Halk yığınlarının Kanal İstanbul ÇED raporuna itiraz için İl Çevre Müdürlükleri önünde oluşturdukları kuyruklar, bu sorunun yanıtını veriyor.

Aynı düzenin Aile, Çalışma ve Sosyal İşler Bakanı da 2324 TL 70 kuruş olarak belirlenen asgari ücret için “Bana söz verdiler. İnşallah gelecek sene iki taraf kendi aralarında anlaşacaklar ve biz anlaştıkları rakamlar üzerinden konuşacağız. Çünkü asgari ücret devletin anlaştığı rakam değil. Asgari ücret, işveren ve işçinin anlaştığı, bizim de kolaylaştırıcı olarak masada bulunduğumuz bir ücret seviyesi" diye buyurmuş.

Hedefi, asgari ücret belirleme masasında belirleyici konumda olan devleti temsil ettiği gerçeğini unutturmak. Devleti halkın refahı için değil partisinin iktidarının tesisi için araç olarak gören zihniyetin temsilcisi olarak hedefi, devletin halk adına gücünün olmadığını göstermek. Düzenin en saf hali bu cümlelerde yatıyor; sorumluluğu üzerinden atarak “inşallah seneye” diyebilenlerin düzeni…

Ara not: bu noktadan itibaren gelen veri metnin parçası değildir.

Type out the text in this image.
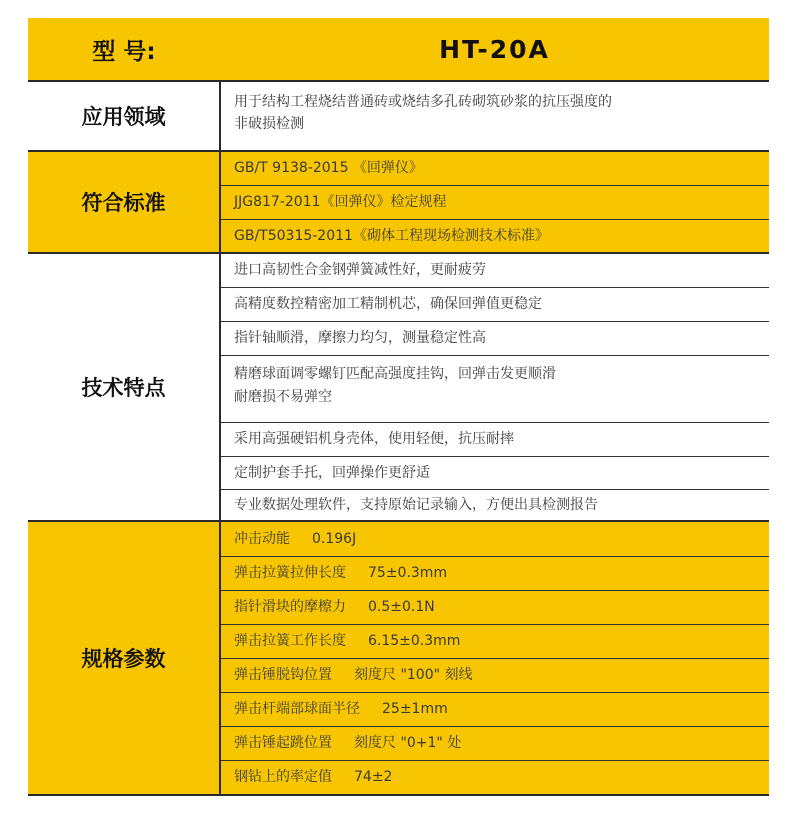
型 号:	HT-20A
应用领域
用于结构工程烧结普通砖或烧结多孔砖砌筑砂浆的抗压强度的
非破损检测
符合标准
GB/T 9138-2015 《回弹仪》
JJG817-2011《回弹仪》检定规程
GB/T50315-2011《砌体工程现场检测技术标准》
技术特点
进口高韧性合金钢弹簧减性好，更耐疲劳
高精度数控精密加工精制机芯，确保回弹值更稳定
指针轴顺滑，摩擦力均匀，测量稳定性高
精磨球面调零螺钉匹配高强度挂钩，回弹击发更顺滑
耐磨损不易弹空
采用高强硬铝机身壳体，使用轻便，抗压耐摔
定制护套手托，回弹操作更舒适
专业数据处理软件，支持原始记录输入，方便出具检测报告
规格参数
冲击动能 0.196J
弹击拉簧拉伸长度 75±0.3mm
指针滑块的摩檫力 0.5±0.1N
弹击拉簧工作长度 6.15±0.3mm
弹击锤脱钩位置 刻度尺 "100" 刻线
弹击杆端部球面半径 25±1mm
弹击锤起跳位置 刻度尺 "0+1" 处
钢钻上的率定值 74±2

Yeniyi var etme iddiasında olan bizlerin ise bu gürültünün içinden duyurması gereken cümle yine belli… Biz değiştireceğiz, bizim kuracağımız yeni düzende devlet asgari ücret masasında emekçinin yanında olacak. Biz değiştireceğiz, asgari ücret geçim ücreti olacak.

Herkesin özgürce kendisi olabildiği, şimdi sırası değil denilerek susturulmadığı, umudun gerçeklerle bağını güçlendirerek umuttan gerçeğe dönüştürecek kararlılığın olduğu, bilginin gerçeklikle buluştuğu, yeniliklerle dolu bir yıl diliyorum… 2020 tüm dileklerimiz için omuz omuza mücadele edeceğimiz, birbirimize güç, nefes ve renk vereceğimiz bir yıl olsun, olacak.